I have had to post this in two sections because the settings don’t allow the entire article in one post……
November 11, 2012
Dear Colleague in Food and Agriculture,
I am writing to request both your attention to and support in an issue that impacts farms of all sizes, the ability of livestock-based businesses and educational farms to function without the threat of harassment or harm from outside special interests, and the possibility for communities to determine the future of their regional food systems.
As you may have heard or read, the Green Mountain College community followed a decade-long tradition of discussing the fate of livestock on the college’s Cerridwen Farm before deciding to send our two longstanding oxen to slaughter. Bill and Lou have been central elements of the college farm since their arrival ten years ago, but Lou injured his leg this past summer and is no longer able to work or even to walk any significant distance without experiencing obvious pain. Therefore, in an open community forum this fall, about eighty students decided to send the much admired pair to slaughter and processing, with the meat to be used in the college dining hall, as we have done with sheep, poultry, swine, and cattle in the past.
However, an extremist animal rights organization, VINE (Veganism is the Next Evolution) Sanctuary, turned our community-based decision into an international advocacy and fundraising effort. VINE recently set up its new sanctuary and education/advocacy center in Springfield, Vermont in order to take on everything from backyard poultry to small-scale livestock production to the iconic Vermont dairy industry.
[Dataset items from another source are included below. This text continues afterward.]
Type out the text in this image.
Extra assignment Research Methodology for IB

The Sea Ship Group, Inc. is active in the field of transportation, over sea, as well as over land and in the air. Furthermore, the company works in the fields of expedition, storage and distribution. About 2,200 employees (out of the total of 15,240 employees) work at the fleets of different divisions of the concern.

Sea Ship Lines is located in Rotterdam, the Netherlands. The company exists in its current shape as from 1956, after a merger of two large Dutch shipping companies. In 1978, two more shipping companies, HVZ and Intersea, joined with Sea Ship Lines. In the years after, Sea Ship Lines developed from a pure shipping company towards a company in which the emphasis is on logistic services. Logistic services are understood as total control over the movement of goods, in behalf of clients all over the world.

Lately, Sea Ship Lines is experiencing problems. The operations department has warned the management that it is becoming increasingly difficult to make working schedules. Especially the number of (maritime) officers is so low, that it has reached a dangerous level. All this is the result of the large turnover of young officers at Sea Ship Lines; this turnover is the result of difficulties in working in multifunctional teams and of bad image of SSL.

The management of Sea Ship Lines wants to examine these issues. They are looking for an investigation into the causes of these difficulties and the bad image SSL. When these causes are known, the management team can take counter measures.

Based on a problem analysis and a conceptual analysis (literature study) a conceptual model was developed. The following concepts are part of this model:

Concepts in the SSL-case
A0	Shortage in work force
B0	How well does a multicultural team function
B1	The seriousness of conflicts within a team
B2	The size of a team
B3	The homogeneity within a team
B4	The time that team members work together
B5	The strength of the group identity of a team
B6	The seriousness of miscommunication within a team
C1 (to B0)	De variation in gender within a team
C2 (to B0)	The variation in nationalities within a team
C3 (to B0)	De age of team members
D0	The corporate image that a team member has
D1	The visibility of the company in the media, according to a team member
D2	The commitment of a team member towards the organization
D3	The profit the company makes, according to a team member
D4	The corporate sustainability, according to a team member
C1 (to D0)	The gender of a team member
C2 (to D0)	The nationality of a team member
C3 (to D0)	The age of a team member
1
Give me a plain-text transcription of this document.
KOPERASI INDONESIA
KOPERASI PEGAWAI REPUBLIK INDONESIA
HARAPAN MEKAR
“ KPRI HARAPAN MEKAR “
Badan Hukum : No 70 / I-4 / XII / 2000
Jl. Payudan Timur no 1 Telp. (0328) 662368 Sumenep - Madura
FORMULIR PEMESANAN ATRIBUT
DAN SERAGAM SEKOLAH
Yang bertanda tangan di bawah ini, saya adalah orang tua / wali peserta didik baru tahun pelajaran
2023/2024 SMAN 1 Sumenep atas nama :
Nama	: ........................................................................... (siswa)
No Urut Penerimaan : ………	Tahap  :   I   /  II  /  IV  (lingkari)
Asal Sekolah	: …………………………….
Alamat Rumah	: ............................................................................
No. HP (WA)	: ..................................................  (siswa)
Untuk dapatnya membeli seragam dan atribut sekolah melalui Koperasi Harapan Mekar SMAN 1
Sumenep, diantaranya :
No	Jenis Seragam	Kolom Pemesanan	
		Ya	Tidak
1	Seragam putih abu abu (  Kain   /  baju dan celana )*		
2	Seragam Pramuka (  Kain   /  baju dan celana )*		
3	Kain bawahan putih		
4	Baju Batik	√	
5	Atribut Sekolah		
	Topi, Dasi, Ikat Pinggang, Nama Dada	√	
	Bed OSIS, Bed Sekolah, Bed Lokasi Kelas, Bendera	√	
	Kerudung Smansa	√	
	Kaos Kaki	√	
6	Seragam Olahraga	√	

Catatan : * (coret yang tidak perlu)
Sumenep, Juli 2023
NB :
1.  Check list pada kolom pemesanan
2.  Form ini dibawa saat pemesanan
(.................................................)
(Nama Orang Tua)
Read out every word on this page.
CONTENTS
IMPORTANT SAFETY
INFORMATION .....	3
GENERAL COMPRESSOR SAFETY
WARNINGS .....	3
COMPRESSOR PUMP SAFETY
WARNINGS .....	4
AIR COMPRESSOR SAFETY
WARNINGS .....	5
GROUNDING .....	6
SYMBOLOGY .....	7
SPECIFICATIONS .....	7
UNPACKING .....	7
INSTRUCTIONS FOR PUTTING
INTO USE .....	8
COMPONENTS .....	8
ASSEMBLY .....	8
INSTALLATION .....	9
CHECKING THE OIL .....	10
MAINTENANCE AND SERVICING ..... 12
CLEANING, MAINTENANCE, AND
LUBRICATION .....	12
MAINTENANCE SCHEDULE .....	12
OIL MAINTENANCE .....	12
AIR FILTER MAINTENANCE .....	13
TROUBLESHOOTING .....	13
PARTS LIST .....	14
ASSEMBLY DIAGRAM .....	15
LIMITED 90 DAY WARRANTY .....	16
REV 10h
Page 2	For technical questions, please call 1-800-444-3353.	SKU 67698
They allow for no distinction between any form of livestock agriculture. As a case in point, one of the founders of VINE states the following:
“Another issue we face is that Vermont is a big ‘happy meat’ place. The happy meat people are convinced the animals are treated well. It is just a myth, and regardless, any farmed animal on a factory farm or a ‘happy meat’ farm, can’t get away from ending up dead.”
Another VINE blog makes the point even more explicit:
“Despite the blather about respecting the bedrock of one of Vermont’s primary industries, and despite the inane lies pitched in almost hysterical fashion by ‘happy meat and milk’ farmers, cows are nothing more than potential money-making machines to people. That’s what they’re there for, after all.”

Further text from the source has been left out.